# Blindfold method name conflict.



## Kenneth (Jan 14, 2010)

Abbrevation; *OP*

Is that Old Pochmann or Orient and Permute?

It has been used for both I've seen so there is a name conflict here.

I got suggestions for alternative abbrevations to avoid that: *Ol'P* and *O&P*.

That's what I use since I understood it is a conflict


----------



## Toad (Jan 14, 2010)

I've never seen OP written on its own for Orient & Permute... Only ever seen it as 3OP...?

But I tend to refer to Old Pochmann by the full name anyway just to be sure.


----------



## Kenneth (Jan 14, 2010)

Ah, thank's, forgot about 3OP, many uses that for the latter.


----------



## cmhardw (Jan 14, 2010)

Wasn't there a strong push to call it Classic Pochmann a while ago? I try to always say Classic Pochmann and never Old Pochmann because of this. Did this change back at some point?

Chris


----------



## Stefan (Jan 14, 2010)

cmhardw said:


> Wasn't there a strong push to call it Classic Pochmann a while ago?


I think it started here (see posts of Arnaud, Shelley, me and Kian):
http://www.speedsolving.com/forum/showthread.php?t=5737
I was mainly joking, though. Well, "classic" does sound elegant and less obsolete than "old", but I'm fine with "old".

Back on topic: Classic Pochmann would be "CP" which also stands for corner permutation. On the other hand, I think the context probably prevents confusing these.


----------



## Lucas Garron (Jan 14, 2010)

StefanPochmann said:


> Back on topic: Classic Pochmann would be "CP" which also stands for corner permutation. On the other hand, I think the context probably prevents confusing these.


ClaP?
ClasP?



Lucas Garron said:


> How about something like "orisolve" and "permsolve"? Except preferably better-sounding.


Forgot about that already. Any modern opinions on using these to talk about 3OP?


----------



## Kenneth (Jan 14, 2010)

StefanPochmann said:


> Back on topic: Classic Pochmann would be "CP" which also stands for corner permutation. On the other hand, I think the context probably prevents confusing these.
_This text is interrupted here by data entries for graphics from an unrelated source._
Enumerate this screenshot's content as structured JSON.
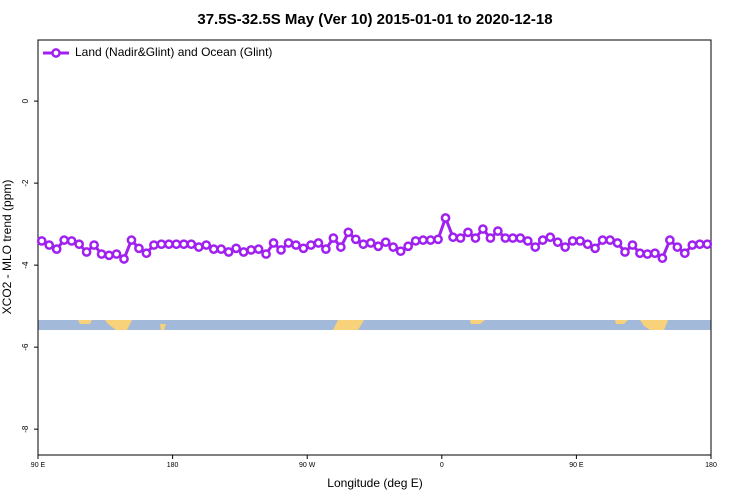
{
  "chart_data": {
    "type": "line",
    "title": "37.5S-32.5S May (Ver 10)   2015-01-01 to 2020-12-18",
    "xlabel": "Longitude (deg E)",
    "ylabel": "XCO2 - MLO trend (ppm)",
    "xlim": [
      90,
      540
    ],
    "ylim": [
      -8.63,
      1.49
    ],
    "xticks": [
      {
        "value": 90,
        "label": "90 E"
      },
      180,
      {
        "value": 270,
        "label": "90 W"
      },
      {
        "value": 360,
        "label": "0"
      },
      {
        "value": 450,
        "label": "90 E"
      },
      {
        "value": 540,
        "label": "180"
      }
    ],
    "yticks": [
      0,
      -2,
      -4,
      -6,
      -8
    ],
    "legend": "top-left",
    "x": [
      92.5,
      97.5,
      102.5,
      107.5,
      112.5,
      117.5,
      122.5,
      127.5,
      132.5,
      137.5,
      142.5,
      147.5,
      152.5,
      157.5,
      162.5,
      167.5,
      172.5,
      177.5,
      182.5,
      187.5,
      192.5,
      197.5,
      202.5,
      207.5,
      212.5,
      217.5,
      222.5,
      227.5,
      232.5,
      237.5,
      242.5,
      247.5,
      252.5,
      257.5,
      262.5,
      267.5,
      272.5,
      277.5,
      282.5,
      287.5,
      292.5,
      297.5,
      302.5,
      307.5,
      312.5,
      317.5,
      322.5,
      327.5,
      332.5,
      337.5,
      342.5,
      347.5,
      352.5,
      357.5,
      362.5,
      367.5,
      372.5,
      377.5,
      382.5,
      387.5,
      392.5,
      397.5,
      402.5,
      407.5,
      412.5,
      417.5,
      422.5,
      427.5,
      432.5,
      437.5,
      442.5,
      447.5,
      452.5,
      457.5,
      462.5,
      467.5,
      472.5,
      477.5,
      482.5,
      487.5,
      492.5,
      497.5,
      502.5,
      507.5,
      512.5,
      517.5,
      522.5,
      527.5,
      532.5,
      537.5
    ],
    "series": [
      {
        "name": "Land (Nadir&Glint) and Ocean (Glint)",
        "color": "#a020f0",
        "values": [
          -3.41,
          -3.51,
          -3.61,
          -3.39,
          -3.41,
          -3.49,
          -3.68,
          -3.51,
          -3.73,
          -3.76,
          -3.73,
          -3.85,
          -3.39,
          -3.59,
          -3.71,
          -3.51,
          -3.49,
          -3.49,
          -3.49,
          -3.49,
          -3.49,
          -3.56,
          -3.51,
          -3.61,
          -3.61,
          -3.68,
          -3.59,
          -3.68,
          -3.63,
          -3.61,
          -3.73,
          -3.46,
          -3.63,
          -3.46,
          -3.51,
          -3.59,
          -3.51,
          -3.46,
          -3.61,
          -3.34,
          -3.56,
          -3.2,
          -3.37,
          -3.49,
          -3.46,
          -3.54,
          -3.44,
          -3.56,
          -3.66,
          -3.54,
          -3.41,
          -3.39,
          -3.39,
          -3.37,
          -2.85,
          -3.32,
          -3.34,
          -3.2,
          -3.34,
          -3.12,
          -3.34,
          -3.17,
          -3.34,
          -3.34,
          -3.34,
          -3.41,
          -3.56,
          -3.39,
          -3.32,
          -3.44,
          -3.56,
          -3.41,
          -3.41,
          -3.49,
          -3.59,
          -3.39,
          -3.39,
          -3.46,
          -3.68,
          -3.51,
          -3.71,
          -3.73,
          -3.71,
          -3.83,
          -3.39,
          -3.56,
          -3.71,
          -3.51,
          -3.49,
          -3.49
        ]
      }
    ]
  }
}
And OP are big cube paritys, but as you siad, the context makes difference.


----------



## Sakarie (Jan 14, 2010)

Lucas Garron said:


> StefanPochmann said:
> 
> 
> > Back on topic: Classic Pochmann would be "CP" which also stands for corner permutation. On the other hand, I think the context probably prevents confusing these.
> ...



The idea of having different names for the different part of the solves is good, but I don't know if it's worth to try to make it "official". There will always be people not understanding.


----------